NEW ORLEANS (March 10, 2017) – The United States of America has prided itself on being the “land of the brave and home of the free,” but that changed when the 45th president of the United States signed an executive order Jan. 28 which indefinitely barred immigrant visitors from seven Muslims-majority countries from entering the country, affecting university students in New Orleans and around the nation.
The lack of planning and failure to announce the order beforehand left people in the air on the way to America, stuck in airports here and abroad. Some heart-breaking stories included a sick baby being treated in America whose parents were on their way; a sick, elderly mother who was banned from getting on a plane to live with her family; and a doctoral student afraid to leave to visit his family.
A federal judge suspended Donald Trump’s executive order and he responded as usual, with personal invective against the judge and no substance. As the Courtbouillon went to press, the Trump administration was planning to adjust the order just enough to overcome the judge’s objections to targeting religion, a First Amendment no-no.
More than 17,000 students are enrolled in U.S. colleges and universities are coming from the seven countries listed in the ban: Iran, Iraq, Somalia, Sudan, Syria and Yemen. New Orleans universities and colleges estimated around 50 students and staff members could be affected by the ban.
Dillard University has few foreign students and none from the banned countries.

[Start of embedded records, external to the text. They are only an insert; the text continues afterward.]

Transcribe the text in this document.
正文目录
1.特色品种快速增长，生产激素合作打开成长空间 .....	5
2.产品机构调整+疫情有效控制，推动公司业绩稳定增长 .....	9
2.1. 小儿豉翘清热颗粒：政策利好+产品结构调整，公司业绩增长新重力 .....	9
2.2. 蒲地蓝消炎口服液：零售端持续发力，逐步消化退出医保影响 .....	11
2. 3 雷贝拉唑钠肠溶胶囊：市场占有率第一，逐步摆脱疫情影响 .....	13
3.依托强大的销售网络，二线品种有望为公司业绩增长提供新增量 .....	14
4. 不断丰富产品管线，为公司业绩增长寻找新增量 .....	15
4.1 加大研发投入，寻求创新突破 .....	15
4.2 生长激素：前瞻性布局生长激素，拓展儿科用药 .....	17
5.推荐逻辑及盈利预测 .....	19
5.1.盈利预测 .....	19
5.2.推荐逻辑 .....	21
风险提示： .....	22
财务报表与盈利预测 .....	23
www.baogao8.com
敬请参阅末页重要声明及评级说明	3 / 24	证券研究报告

Only 14 students, or less than 2 percent, are from abroad. The countries represented include the Bahamas, Great Britain, Haiti, Jamaica, Kenya, Mexico, Nigeria, and Trinidad and Tobago.
However, at Tulane University, Chief of Staff Tania Tetlow was quoted as saying, “Tulane, like most universities, is profoundly concerned about the impact of the order on higher education generally. Universities are about bringing together the best and brightest minds from around the world.”
James Robart, a federal judge in Seattle, suspended Trump’s executive order Feb. 3. Trump attacked the judge on Twitter on Feb. 4 claiming “many very bad and dangerous people may be pouring into our country” because of the “terrible” decision.
Trump also tweeted, “The opinion of this so-called judge, which essentially takes law-enforcement away from our country, is ridiculous and will be overturned.”
What protesters are finding ridiculous is that Trump assumes that any person from Muslim descent is a potential terrorist. According to a review by the CATO Institute, the chances of an American dying in a terrorist attack committed by a foreigner in the United States stands at about 1 in 3.6 million.
While terrorism is a gigantic world issue, the answer is not banning only a certain group from entering the country because of their religion. That is discrimination and abridges the U.S. Constitution, the very basis of American law. The country was created by immigrants, some who wanted to come here and those of us who were forced to come here through slavery. We all built this country. What would Trump’s life be if the nation said NO German could immigrate because they all might be Nazis?
Treating every Muslim who seeks entry into this land of opportunity as if he or she is a terrorist is wrong on so many levels.
We, the Courtbouillon staff, agree that national security does not justify this administration’s viewpoint and actions. The country needs to continue its growth into being what it aspires to be “the land of the free and the home of the brave.” Don’t stand for the racism and isolationism that the current administration espouses.
(Editor-in-Chief Jamia Collins wrote the editorial on behalf of the Courtbouillon staff.)